Хитрую полуулыбку на лице сына сопроводили одобрительные возгласы от Ставки. Даже Абрам не удержался, проговорив что-то, вроде: «И они ещё будут мине рассказывать за то, шо не из наших!».
— Постараюсь, Глеб, — с уже заметной, явной улыбкой пообещал сыну Чародей. — Если худо будет — Ромке-брату слово пошли. Уговор наш помнишь, придёт, поможет. Хоть и не́ с чего, вроде бы, но готовому всегда быть надо. Сам уж знаешь, как бывает: лучше переготовиться, чем недоготовиться, запас погреба́м не помеха.
— Знаю, бать. Мы с деда́ми справимся, за нас не переживай там. Но и не задерживайся сильно. Дел — непочатый край, а с твоим колдовством они как-то уж больно ладно складываются, — ответил на отцову улыбку Глеб своей, искренней, честной. А я приметил морщинки у глаз и на лбу. У моих детей таких не было в его годы. А вот у мальчишек-друзей в послевоенные голодные и тяжкие годы — были.
— Добро, сынок. В надёжных руках и с мудрыми помощниками город оставляю, не станет в походе голова болеть лишний раз. И ты не робей. Бог не выдаст. Ни один из них. Много их, но все — за нас, верно тебе говорю. Ну, кому что неясно? Тогда за дело!
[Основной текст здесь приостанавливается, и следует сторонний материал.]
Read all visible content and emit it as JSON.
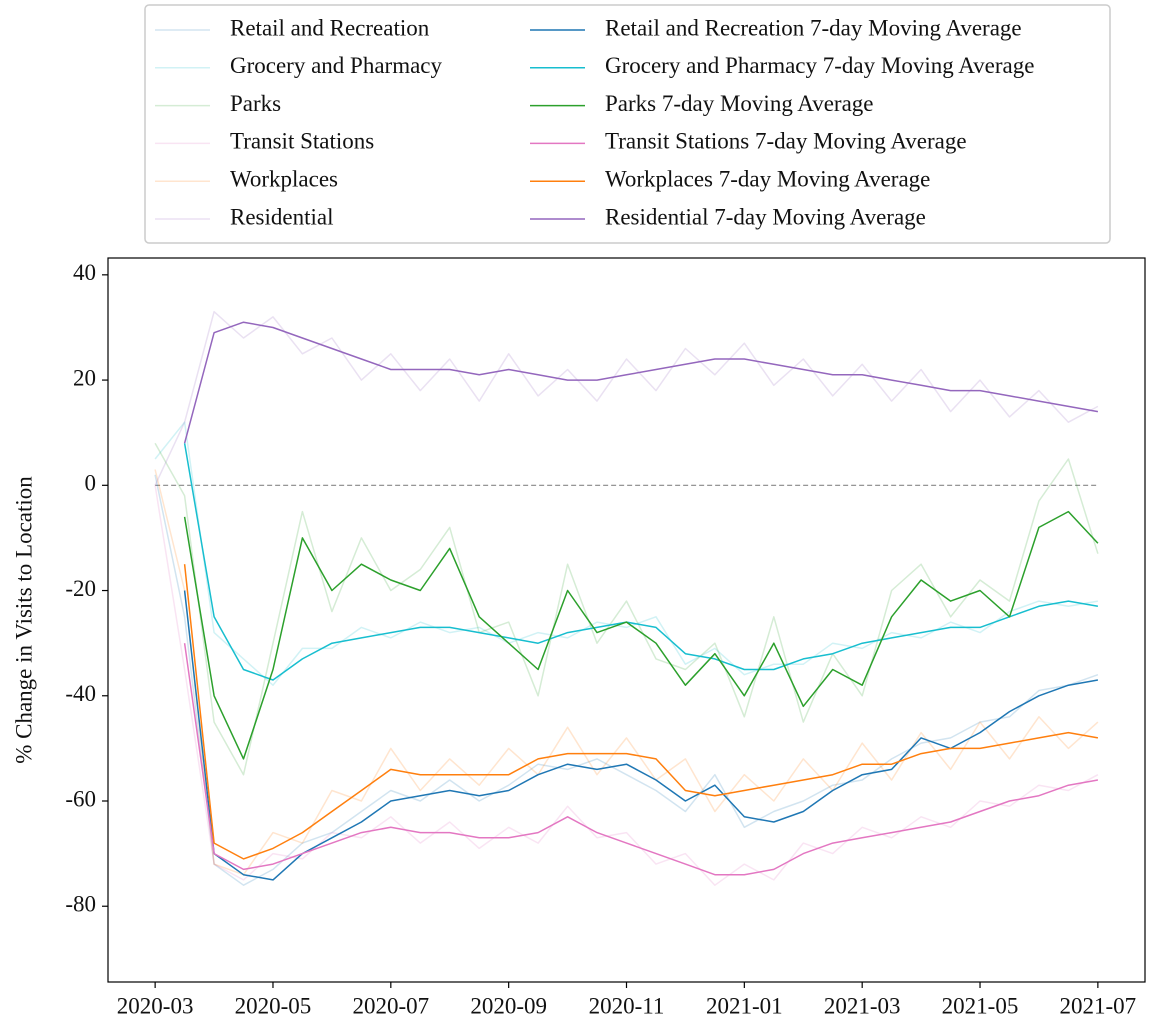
{
  "chart_data": {
    "type": "line",
    "ylabel": "% Change in Visits to Location",
    "x": [
      0,
      0.5,
      1,
      1.5,
      2,
      2.5,
      3,
      3.5,
      4,
      4.5,
      5,
      5.5,
      6,
      6.5,
      7,
      7.5,
      8,
      8.5,
      9,
      9.5,
      10,
      10.5,
      11,
      11.5,
      12,
      12.5,
      13,
      13.5,
      14,
      14.5,
      15,
      15.5,
      16
    ],
    "xlim": [
      -0.8,
      16.8
    ],
    "xticks": [
      {
        "value": 0,
        "label": "2020-03"
      },
      {
        "value": 2,
        "label": "2020-05"
      },
      {
        "value": 4,
        "label": "2020-07"
      },
      {
        "value": 6,
        "label": "2020-09"
      },
      {
        "value": 8,
        "label": "2020-11"
      },
      {
        "value": 10,
        "label": "2021-01"
      },
      {
        "value": 12,
        "label": "2021-03"
      },
      {
        "value": 14,
        "label": "2021-05"
      },
      {
        "value": 16,
        "label": "2021-07"
      }
    ],
    "ylim": [
      -94.4,
      43.2
    ],
    "yticks": [
      -80,
      -60,
      -40,
      -20,
      0,
      20,
      40
    ],
    "reference_line": 0,
    "legend": "top",
    "series": [
      {
        "name": "Retail and Recreation",
        "color": "#1f77b4",
        "alpha": 0.2,
        "values": [
          2,
          -25,
          -72,
          -76,
          -73,
          -68,
          -66,
          -62,
          -58,
          -60,
          -56,
          -60,
          -57,
          -53,
          -54,
          -52,
          -55,
          -58,
          -62,
          -55,
          -65,
          -62,
          -60,
          -57,
          -56,
          -52,
          -49,
          -48,
          -45,
          -44,
          -39,
          -38,
          -36
        ]
      },
      {
        "name": "Grocery and Pharmacy",
        "color": "#17becf",
        "alpha": 0.2,
        "values": [
          5,
          12,
          -28,
          -33,
          -38,
          -31,
          -31,
          -27,
          -29,
          -26,
          -28,
          -27,
          -30,
          -28,
          -29,
          -26,
          -27,
          -25,
          -34,
          -31,
          -36,
          -34,
          -34,
          -30,
          -31,
          -28,
          -29,
          -26,
          -28,
          -24,
          -22,
          -23,
          -22
        ]
      },
      {
        "name": "Parks",
        "color": "#2ca02c",
        "alpha": 0.2,
        "values": [
          8,
          -2,
          -45,
          -55,
          -30,
          -5,
          -24,
          -10,
          -20,
          -16,
          -8,
          -28,
          -26,
          -40,
          -15,
          -30,
          -22,
          -33,
          -35,
          -30,
          -44,
          -25,
          -45,
          -32,
          -40,
          -20,
          -15,
          -25,
          -18,
          -22,
          -3,
          5,
          -13
        ]
      },
      {
        "name": "Transit Stations",
        "color": "#e377c2",
        "alpha": 0.2,
        "values": [
          0,
          -35,
          -72,
          -75,
          -70,
          -71,
          -66,
          -67,
          -63,
          -68,
          -64,
          -69,
          -65,
          -68,
          -61,
          -67,
          -66,
          -72,
          -70,
          -76,
          -72,
          -75,
          -68,
          -70,
          -65,
          -67,
          -63,
          -65,
          -60,
          -61,
          -57,
          -58,
          -55
        ]
      },
      {
        "name": "Workplaces",
        "color": "#ff7f0e",
        "alpha": 0.2,
        "values": [
          3,
          -20,
          -72,
          -74,
          -66,
          -68,
          -58,
          -60,
          -50,
          -58,
          -52,
          -57,
          -50,
          -55,
          -46,
          -55,
          -48,
          -56,
          -52,
          -62,
          -55,
          -60,
          -52,
          -58,
          -49,
          -56,
          -47,
          -54,
          -45,
          -52,
          -44,
          -50,
          -45
        ]
      },
      {
        "name": "Residential",
        "color": "#9467bd",
        "alpha": 0.2,
        "values": [
          0,
          12,
          33,
          28,
          32,
          25,
          28,
          20,
          25,
          18,
          24,
          16,
          25,
          17,
          22,
          16,
          24,
          18,
          26,
          21,
          27,
          19,
          24,
          17,
          23,
          16,
          22,
          14,
          20,
          13,
          18,
          12,
          15
        ]
      },
      {
        "name": "Retail and Recreation 7-day Moving Average",
        "color": "#1f77b4",
        "alpha": 1,
        "values": [
          null,
          -20,
          -70,
          -74,
          -75,
          -70,
          -67,
          -64,
          -60,
          -59,
          -58,
          -59,
          -58,
          -55,
          -53,
          -54,
          -53,
          -56,
          -60,
          -57,
          -63,
          -64,
          -62,
          -58,
          -55,
          -54,
          -48,
          -50,
          -47,
          -43,
          -40,
          -38,
          -37
        ]
      },
      {
        "name": "Grocery and Pharmacy 7-day Moving Average",
        "color": "#17becf",
        "alpha": 1,
        "values": [
          null,
          8,
          -25,
          -35,
          -37,
          -33,
          -30,
          -29,
          -28,
          -27,
          -27,
          -28,
          -29,
          -30,
          -28,
          -27,
          -26,
          -27,
          -32,
          -33,
          -35,
          -35,
          -33,
          -32,
          -30,
          -29,
          -28,
          -27,
          -27,
          -25,
          -23,
          -22,
          -23
        ]
      },
      {
        "name": "Parks 7-day Moving Average",
        "color": "#2ca02c",
        "alpha": 1,
        "values": [
          null,
          -6,
          -40,
          -52,
          -35,
          -10,
          -20,
          -15,
          -18,
          -20,
          -12,
          -25,
          -30,
          -35,
          -20,
          -28,
          -26,
          -30,
          -38,
          -32,
          -40,
          -30,
          -42,
          -35,
          -38,
          -25,
          -18,
          -22,
          -20,
          -25,
          -8,
          -5,
          -11
        ]
      },
      {
        "name": "Transit Stations 7-day Moving Average",
        "color": "#e377c2",
        "alpha": 1,
        "values": [
          null,
          -30,
          -70,
          -73,
          -72,
          -70,
          -68,
          -66,
          -65,
          -66,
          -66,
          -67,
          -67,
          -66,
          -63,
          -66,
          -68,
          -70,
          -72,
          -74,
          -74,
          -73,
          -70,
          -68,
          -67,
          -66,
          -65,
          -64,
          -62,
          -60,
          -59,
          -57,
          -56
        ]
      },
      {
        "name": "Workplaces 7-day Moving Average",
        "color": "#ff7f0e",
        "alpha": 1,
        "values": [
          null,
          -15,
          -68,
          -71,
          -69,
          -66,
          -62,
          -58,
          -54,
          -55,
          -55,
          -55,
          -55,
          -52,
          -51,
          -51,
          -51,
          -52,
          -58,
          -59,
          -58,
          -57,
          -56,
          -55,
          -53,
          -53,
          -51,
          -50,
          -50,
          -49,
          -48,
          -47,
          -48
        ]
      },
      {
        "name": "Residential 7-day Moving Average",
        "color": "#9467bd",
        "alpha": 1,
        "values": [
          null,
          8,
          29,
          31,
          30,
          28,
          26,
          24,
          22,
          22,
          22,
          21,
          22,
          21,
          20,
          20,
          21,
          22,
          23,
          24,
          24,
          23,
          22,
          21,
          21,
          20,
          19,
          18,
          18,
          17,
          16,
          15,
          14
        ]
      }
    ]
  }
}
Вот так. Только что, считай, новорожденного сына на руках качал, а теперь уже скомандовал готовиться к походу. Во времена, когда даже к соседям в вооружённые гости собирались за полгода. Через реку, лес и два плетня буквально. А тут — через половину карты, на другой край мира, и выход не позже третьего дня. Но в этом и был весь Всеслав Брячиславич, прозванный оборотнем. Талант ли полководца, чуйка ли небывалая, везение несказанное, но что-то помогало ему. Потому и звали его Чародеем. И поэтому же был он Великим князем.